“Only one percent of Utah is wet,” states the Utah Wetlands Interpretive Network (UWIN) website. “It is an essential one percent that provides habitat for 80 percent of Utah’s wildlife sometime during their life.”
Part of this one percent is located on the UVU campus. Nearly untouched and less than an acre in size, UVU’s wetlands has been an asset to the university from the beginning. It has facilitated several courses each semester and has provided an area for local research and experimentation.
For example, in 2000, Danny Horns, chair of the earth science department, installed several shallow wells around the perimeter of the field, which earth science classes use to study groundwater.
Despite the wetlands benefits, however, UVU has decided to place its $1.2 million track and field directly on top of the area. And, while the athletics department is thrilled about this, long-standing professors are not.
“I do have to say that I’m not pleased with the decision to eliminate the wetlands to build a playing field,” commented Jim Harris, professor of biology. “It often seems that academics play second fiddle to pretty much everything else on campus.”
Harris is not the only one to think that perhaps athletics are wrongfully taking precedence over academics.
“I will always want to see academics take first priority at UVU, and I sometimes bristle at the enthusiasm for sports over academics,” said Bill Dinklage, associate professor of earth science.
This is not the first wetlands-versus-athletics debate to hit locally, either. In 2003, plans to build a baseball stadium for the Angels in southeast Provo were overturned because of potential wetlands issues at the site. The following October, UVU, then UVSC, announced the Angels would play at a new stadium to be built at the school.
Administrators at UVU, however, have come up with a compromise to soothe the opposition for destroying the school’s wetlands.
“When I asked about this particular issue a couple of years ago, a staff person told me that (the wetlands here) would be replaced by a wetlands area constructed across the freeway,” said Kathy French, professor of behavioral science.

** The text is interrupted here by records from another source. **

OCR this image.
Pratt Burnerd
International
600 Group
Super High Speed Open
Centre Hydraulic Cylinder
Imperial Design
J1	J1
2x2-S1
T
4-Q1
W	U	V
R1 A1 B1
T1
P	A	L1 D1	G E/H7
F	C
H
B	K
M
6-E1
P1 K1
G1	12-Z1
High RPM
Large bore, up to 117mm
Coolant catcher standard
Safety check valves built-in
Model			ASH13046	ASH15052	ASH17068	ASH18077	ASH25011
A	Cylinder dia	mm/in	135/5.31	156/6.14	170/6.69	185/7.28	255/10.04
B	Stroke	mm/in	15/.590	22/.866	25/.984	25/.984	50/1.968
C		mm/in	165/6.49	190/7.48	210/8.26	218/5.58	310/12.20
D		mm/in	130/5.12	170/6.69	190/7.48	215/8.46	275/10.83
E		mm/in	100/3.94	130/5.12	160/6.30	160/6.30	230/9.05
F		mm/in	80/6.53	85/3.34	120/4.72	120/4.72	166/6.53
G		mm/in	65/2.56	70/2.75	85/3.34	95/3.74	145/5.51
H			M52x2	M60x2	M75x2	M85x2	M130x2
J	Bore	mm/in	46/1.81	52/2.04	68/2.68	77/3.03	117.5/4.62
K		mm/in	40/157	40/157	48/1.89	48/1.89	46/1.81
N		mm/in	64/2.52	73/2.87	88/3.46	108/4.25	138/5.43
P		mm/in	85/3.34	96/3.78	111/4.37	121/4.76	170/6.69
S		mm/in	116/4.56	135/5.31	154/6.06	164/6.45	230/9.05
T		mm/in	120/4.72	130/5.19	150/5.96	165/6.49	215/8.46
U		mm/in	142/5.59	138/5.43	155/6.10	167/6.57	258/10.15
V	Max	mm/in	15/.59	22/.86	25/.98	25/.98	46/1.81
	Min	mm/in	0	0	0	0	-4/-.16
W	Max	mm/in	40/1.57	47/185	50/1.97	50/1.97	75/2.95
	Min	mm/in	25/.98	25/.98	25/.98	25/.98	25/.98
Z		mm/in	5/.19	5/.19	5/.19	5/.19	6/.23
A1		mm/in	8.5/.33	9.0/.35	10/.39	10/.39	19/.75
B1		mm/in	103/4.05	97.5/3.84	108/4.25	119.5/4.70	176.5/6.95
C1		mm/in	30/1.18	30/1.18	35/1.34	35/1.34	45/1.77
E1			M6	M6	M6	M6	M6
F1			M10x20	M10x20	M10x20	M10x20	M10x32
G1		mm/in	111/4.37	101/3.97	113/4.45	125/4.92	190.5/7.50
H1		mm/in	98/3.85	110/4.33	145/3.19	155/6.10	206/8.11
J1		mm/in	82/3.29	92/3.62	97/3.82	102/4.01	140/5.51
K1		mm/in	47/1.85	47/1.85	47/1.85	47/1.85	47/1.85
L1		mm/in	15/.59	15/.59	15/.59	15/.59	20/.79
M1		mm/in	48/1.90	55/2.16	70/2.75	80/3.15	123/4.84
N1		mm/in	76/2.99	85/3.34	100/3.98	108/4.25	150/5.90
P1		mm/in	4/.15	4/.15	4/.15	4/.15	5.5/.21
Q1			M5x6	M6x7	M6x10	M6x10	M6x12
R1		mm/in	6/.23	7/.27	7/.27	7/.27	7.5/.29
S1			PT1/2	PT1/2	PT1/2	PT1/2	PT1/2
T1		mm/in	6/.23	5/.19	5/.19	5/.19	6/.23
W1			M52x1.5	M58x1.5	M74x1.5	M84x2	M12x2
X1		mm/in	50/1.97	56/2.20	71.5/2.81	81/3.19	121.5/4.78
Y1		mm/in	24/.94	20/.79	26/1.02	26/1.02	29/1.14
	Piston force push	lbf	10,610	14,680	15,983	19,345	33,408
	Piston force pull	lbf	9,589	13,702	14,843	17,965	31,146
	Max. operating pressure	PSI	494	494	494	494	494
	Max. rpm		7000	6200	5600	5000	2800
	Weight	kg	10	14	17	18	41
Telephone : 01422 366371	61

Indeed, UVU is purchasing some land along the shore of Utah Lake to re-establish the wetland area. While this is considered a small step forward by some faculty and staff, it will make the wetlands less accessible and more difficult for professors and students to use, removing some of the functions that make the current wetlands valuable.
“It always seems too easy to administrators and politicians to not look deeper than a label ‘wetlands’ and think, ‘No problem, we can build or buy a wetlands somewhere else to replace that one.’ But when you look beneath the label at all the other aspects of a natural place, you are always likely to find irreplaceable qualities,” said Dinklage.
Although previous community members and officials have valued wetlands and academics more than athletics, the benefits of UVU’s new track are persuasive. It will give the track and field program the opportunity to move forward and the university the opportunity to increase its athletics program.
“I understand the importance of sports for a variety of reasons,” said Dinklage, “and it does seem odd that a state institution our size doesn’t have a track.”